Overall, we strongly welcome the work of the HLEG. The scope and ambition of the report will, in our view, do much to ensure that sustainability becomes embedded in the activities of the finance sector. The taxonomy is an obvious starting point in determining what kinds of activities the financial sector should be focused on.
At WHEB we have spent 15 years working on this question. During this time, sustainable investment opportunities have changed dramatically. As the global economy has progressively orientated itself towards a more sustainable and low carbon basis, so the types of businesses that seek to enable and benefit from this transition have grown considerably.
A burgeoning and dynamic opportunity set
Ten years ago, the opportunity set was largely confined to industrial and manufacturing sectors where low carbon and efficient technologies had been developed. Today, the opportunity set includes a whole host of sectors and subsectors. Software businesses for example that are helping to make almost all aspects of the economy more energy efficient, consumer goods companies that have built portfolios of low impact products, miners with exposure to metals and minerals used in electric vehicles, financial institutions with loan portfolios focused on low carbon sectors, speciality chemicals that are used as foundation materials across a range of low carbon technologies and the list goes on. What is more, the universe is highly dynamic and changes constantly as new technologies and business models emerge.

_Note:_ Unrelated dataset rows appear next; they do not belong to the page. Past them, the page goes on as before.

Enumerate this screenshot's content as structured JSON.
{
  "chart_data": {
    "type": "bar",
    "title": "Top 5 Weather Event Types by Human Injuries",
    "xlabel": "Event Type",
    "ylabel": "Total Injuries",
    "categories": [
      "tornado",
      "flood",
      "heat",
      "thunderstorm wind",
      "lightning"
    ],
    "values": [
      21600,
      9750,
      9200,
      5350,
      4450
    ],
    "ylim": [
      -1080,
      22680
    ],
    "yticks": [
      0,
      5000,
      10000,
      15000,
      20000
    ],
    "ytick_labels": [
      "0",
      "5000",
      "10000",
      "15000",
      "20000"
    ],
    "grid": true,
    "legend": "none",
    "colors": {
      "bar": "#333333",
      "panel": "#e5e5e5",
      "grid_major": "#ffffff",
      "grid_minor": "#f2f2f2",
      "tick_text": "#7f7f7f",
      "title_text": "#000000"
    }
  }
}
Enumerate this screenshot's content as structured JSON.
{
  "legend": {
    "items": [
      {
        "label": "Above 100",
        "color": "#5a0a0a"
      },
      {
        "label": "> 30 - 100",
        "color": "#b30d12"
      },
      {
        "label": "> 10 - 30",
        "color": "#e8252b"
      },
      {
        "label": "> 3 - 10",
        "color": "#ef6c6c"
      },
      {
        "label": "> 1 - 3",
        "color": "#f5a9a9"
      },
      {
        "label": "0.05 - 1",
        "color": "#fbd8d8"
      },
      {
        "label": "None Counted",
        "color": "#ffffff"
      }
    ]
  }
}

This evolution is, in our view, a sign of a dynamic, vital part of the economy. It is a sign of success as low carbon and sustainable businesses have attracted entrepreneurs and innovators who are driving rapid progress and change. The taxonomy will need to not just accommodate this vigour, but should enable and support it. It will need to be flexible but will also need ‘sustainable integrity’ if it is to fulfill its objective as a ‘classification system identifying activities, assets and revenue segments that deliver on key sustainability goals’.
Avoiding a ‘list-based’ taxonomy
We would caution against a taxonomy that is founded upon on a list of products and technologies. While this approach appears to be the most straightforward, we believe that, on its own, it would be both incomplete and quickly obsolete as the economy evolves. Even worse, the taxonomy could become a brake on innovation as the list would lag behind the real economy.
Instead, the focus of the taxonomy should be on the underlying impact, such as carbon emission reductions, or solid waste recycling. Under each of these ‘impact categories’ indicative lists of the types of business and product that delivers this impact could be constructed. These would not be exhaustive and the onus would be on companies to demonstrate – and ideally quantify – how the positive impact is generated by the business or technology in question. With this evidence, companies and/or technologies could then be considered to be part of the taxonomy.
This approach would still have sustainable integrity and could be clearly aligned with the sustainable development objectives contained in public policy. It would accommodate new technologies where positive sustainable impact could be demonstrated. And it would have the added benefit of building an impact data set that investors and downstream users of the products could utilise in assessing and reporting their own impact.